Nearly 18 years ago, Pastor Mark Gay, homeless, parent-less, was stuck in a nasty crack-cocaine cycle in Memphis.

Sleep at the mission, work, get paid cash, buy crack, get high, go back to the mission.

“It was vicious,” Mark told me.

He kept seeing billboards for a place called Lighthouse in Memphis, a place for homeless addicts. Mark walked in to check it out – and he hasn’t left since.

What made the crack addict stay at first?

Mark GayThe founder, Pastor Gregory Newcomb.

“Here was a man who was a former drug addict, had a nice vehicle, a nice wife, a nice family,” Pastor Mark said. “I would ask God, ‘Why not me?’”

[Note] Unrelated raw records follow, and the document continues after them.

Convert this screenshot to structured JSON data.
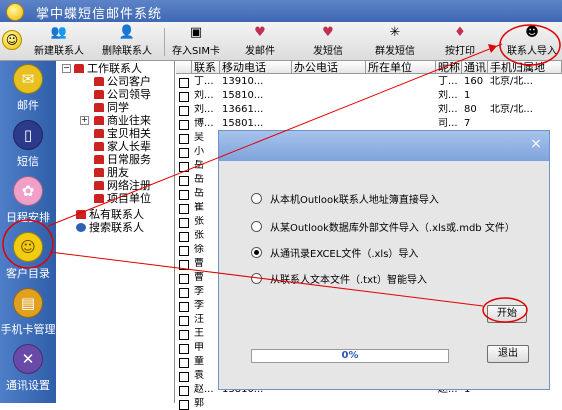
{
  "app": {
    "title": "掌中蝶短信邮件系统"
  },
  "toolbar": {
    "items": [
      {
        "label": "新建联系人",
        "icon": "new-contact-icon"
      },
      {
        "label": "删除联系人",
        "icon": "delete-contact-icon"
      },
      {
        "label": "存入SIM卡",
        "icon": "save-to-sim-icon"
      },
      {
        "label": "发邮件",
        "icon": "send-mail-icon"
      },
      {
        "label": "发短信",
        "icon": "send-sms-icon"
      },
      {
        "label": "群发短信",
        "icon": "bulk-sms-icon"
      },
      {
        "label": "按打印",
        "icon": "print-icon"
      },
      {
        "label": "联系人导入",
        "icon": "import-contacts-icon"
      }
    ]
  },
  "nav": {
    "items": [
      {
        "label": "邮件",
        "color": "#e8c020",
        "glyph": "✉"
      },
      {
        "label": "短信",
        "color": "#2c3a8c",
        "glyph": "▯"
      },
      {
        "label": "日程安排",
        "color": "#f0a0c8",
        "glyph": "✿"
      },
      {
        "label": "客户目录",
        "color": "#f2cc10",
        "glyph": "☺"
      },
      {
        "label": "手机卡管理",
        "color": "#e0a020",
        "glyph": "▤"
      },
      {
        "label": "通讯设置",
        "color": "#6a4aa8",
        "glyph": "✕"
      }
    ]
  },
  "tree": {
    "root": "工作联系人",
    "children": [
      "公司客户",
      "公司领导",
      "同学",
      "商业往来",
      "宝贝相关",
      "家人长辈",
      "日常服务",
      "朋友",
      "网络注册",
      "项目单位"
    ],
    "private": "私有联系人",
    "search": "搜索联系人"
  },
  "grid": {
    "columns": [
      "联系",
      "移动电话",
      "办公电话",
      "所在单位",
      "昵称",
      "通讯",
      "手机归属地"
    ],
    "rows": [
      {
        "name": "丁...",
        "mobile": "13910...",
        "nick": "丁...",
        "comm": "160",
        "loc": "北京/北..."
      },
      {
        "name": "刘...",
        "mobile": "15810...",
        "nick": "刘...",
        "comm": "1",
        "loc": ""
      },
      {
        "name": "刘...",
        "mobile": "13661...",
        "nick": "刘...",
        "comm": "80",
        "loc": "北京/北..."
      },
      {
        "name": "博...",
        "mobile": "15801...",
        "nick": "司...",
        "comm": "7",
        "loc": ""
      },
      {
        "name": "吴",
        "mobile": "",
        "nick": "",
        "comm": "",
        "loc": ""
      },
      {
        "name": "小",
        "mobile": "",
        "nick": "",
        "comm": "",
        "loc": ""
      },
      {
        "name": "岳",
        "mobile": "",
        "nick": "",
        "comm": "",
        "loc": ""
      },
      {
        "name": "岳",
        "mobile": "",
        "nick": "",
        "comm": "",
        "loc": ""
      },
      {
        "name": "岳",
        "mobile": "",
        "nick": "",
        "comm": "",
        "loc": ""
      },
      {
        "name": "崔",
        "mobile": "",
        "nick": "",
        "comm": "",
        "loc": ""
      },
      {
        "name": "张",
        "mobile": "",
        "nick": "",
        "comm": "",
        "loc": ""
      },
      {
        "name": "张",
        "mobile": "",
        "nick": "",
        "comm": "",
        "loc": ""
      },
      {
        "name": "徐",
        "mobile": "",
        "nick": "",
        "comm": "",
        "loc": ""
      },
      {
        "name": "曹",
        "mobile": "",
        "nick": "",
        "comm": "",
        "loc": ""
      },
      {
        "name": "曹",
        "mobile": "",
        "nick": "",
        "comm": "",
        "loc": ""
      },
      {
        "name": "李",
        "mobile": "",
        "nick": "",
        "comm": "",
        "loc": ""
      },
      {
        "name": "李",
        "mobile": "",
        "nick": "",
        "comm": "",
        "loc": ""
      },
      {
        "name": "汪",
        "mobile": "",
        "nick": "",
        "comm": "",
        "loc": ""
      },
      {
        "name": "王",
        "mobile": "",
        "nick": "",
        "comm": "",
        "loc": ""
      },
      {
        "name": "申",
        "mobile": "",
        "nick": "",
        "comm": "",
        "loc": ""
      },
      {
        "name": "童",
        "mobile": "",
        "nick": "",
        "comm": "",
        "loc": ""
      },
      {
        "name": "袁",
        "mobile": "",
        "nick": "",
        "comm": "",
        "loc": ""
      },
      {
        "name": "赵...",
        "mobile": "13810...",
        "nick": "赵...",
        "comm": "1",
        "loc": ""
      },
      {
        "name": "郭",
        "mobile": "",
        "nick": "",
        "comm": "",
        "loc": ""
      }
    ]
  },
  "dialog": {
    "close": "×",
    "options": [
      "从本机Outlook联系人地址簿直接导入",
      "从某Outlook数据库外部文件导入（.xls或.mdb 文件）",
      "从通讯录EXCEL文件（.xls）导入",
      "从联系人文本文件（.txt）智能导入"
    ],
    "selected_option": 2,
    "start_label": "开始",
    "exit_label": "退出",
    "progress_text": "0%",
    "progress_value": 0
  },
  "colors": {
    "accent": "#3f68b3",
    "annotation": "#e00000",
    "nav": "#2f5ea9"
  }
}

After “graduating” from the Lighthouse six month program, Pastor Mark stuck around and started answering phones and running errands. Eventually, he got a job on staff, got ordained and got shipped to Nashville to run the Safe Harbor/Lighthouse program.

And here, Safe Harbor provides housing, food, jobs and some classes – on fatherhood, anger management, financial health and more – for guys off the streets, or fresh out of prison or straight from drug court.

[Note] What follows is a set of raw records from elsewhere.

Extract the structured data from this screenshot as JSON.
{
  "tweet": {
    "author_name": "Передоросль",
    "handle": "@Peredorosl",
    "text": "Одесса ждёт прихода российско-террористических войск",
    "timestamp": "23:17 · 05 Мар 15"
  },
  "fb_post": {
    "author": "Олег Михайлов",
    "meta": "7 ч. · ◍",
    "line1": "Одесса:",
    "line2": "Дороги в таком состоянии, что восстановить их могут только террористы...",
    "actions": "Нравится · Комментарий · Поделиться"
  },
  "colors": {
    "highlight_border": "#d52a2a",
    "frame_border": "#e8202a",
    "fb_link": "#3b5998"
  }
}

“The least of these,” Pastor Mark says, quoting the New Testament’s Matthew 25.

But it works, and here’s how: Safe Harbor has a ready pool of workers, and it functions as a temp agency, providing workers for construction and cleaning and factory crews all over Nashville.

Residents turn over most of their money, and they get housing, those classes, food – dinner yesterday was ham, greens, potatoes, fruit cocktail, breads and dessert – and even some counseling and 12-step groups at the adjoining Dream Center, run by Crosspoint Church.

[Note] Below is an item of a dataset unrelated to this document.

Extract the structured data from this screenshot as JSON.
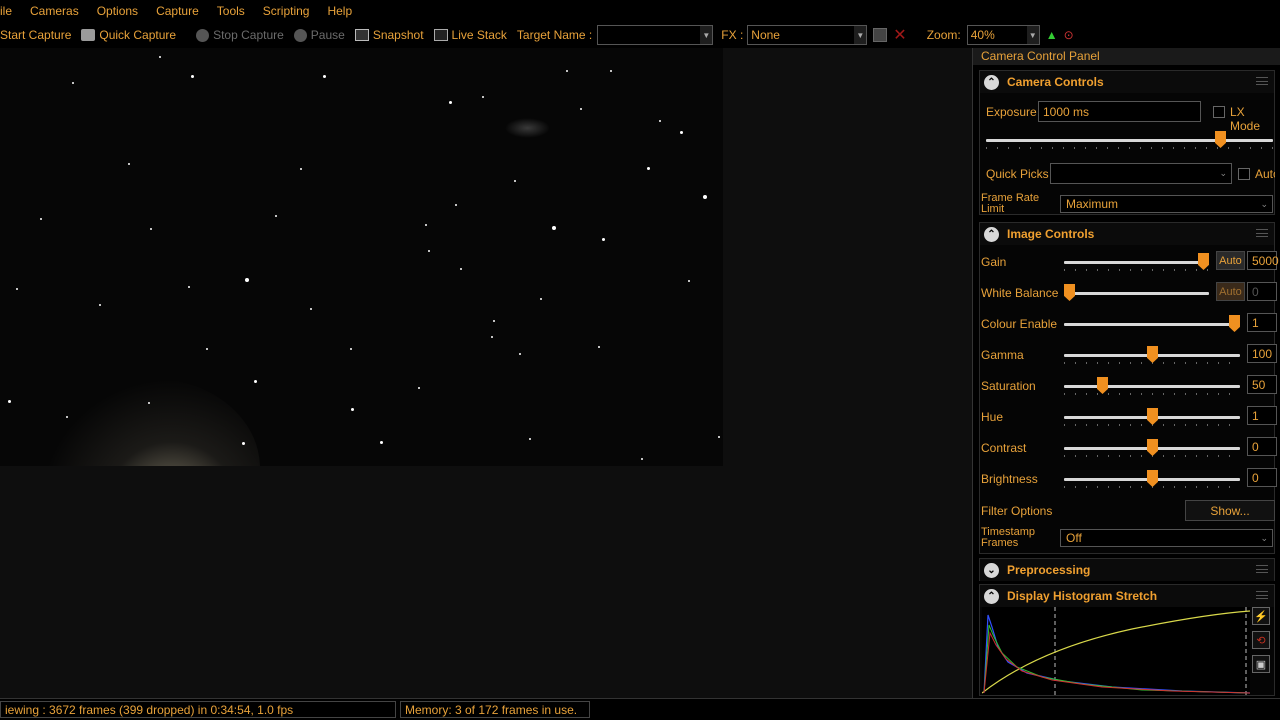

When they graduate sixth months later, they leave with $300 for rent, $150 for utilities and $150 for food/clothes at Walmart.

Well, if they graduate.

As I’ve written before, most addicts relapse – regardless of financial standing, race, gender or anything else.

And that’s also true at Safe Harbor. Pastor Mark says more than 60% of those who come in “wash out” during the six months before graduation.

In addition, despite tough standards, there is some drug use among the residents of Safe Harbor, as there often is in any sober living house. Pastor Mark conceded that just the other day, he learned one resident sold a painkiller pill to another. (The buyer got booted for a night; the seller was told he had 15 minutes to leave before the police were called.)

And getting clean at Safe Harbor isn’t always pretty. The structure is in an old, run-down 38-unit apartment/dorm compound in a semi-sketchy area of West Nashville. Paint is peeling, some blinds are cracked, the parking lot could use some work, and I saw a hole in one dorm room wall.

But that may be more of a reflection of the state the property was in before Safe Harbor acquired it.

The one thing that Pastor Mark says Safe Harbor won’t do is give up on an addict. No matter how many times they relapse, if the addict is willing to come back and try it again, Safe Harbor welcomes them.

Even that guy who got busted selling the pain pill is welcome back, after a time. If he comes back and admits what he did and owns it and says he needs help, Pastor Mark says he’s welcome, too.

“I don’t believe God would have us turn away anyone who’s willing,” he says.

And that’s awesome, both for the addict and for the surrounding community. Every relapsing addict taken in by Safe Harbor is one fewer potential homeless person or maybe even one fewer person stealing from neighbors.

So we should all be grateful – we recovering addicts and the neighbors of recovering addicts – that Safe Harbor provides a place for any substance abuser who needs help.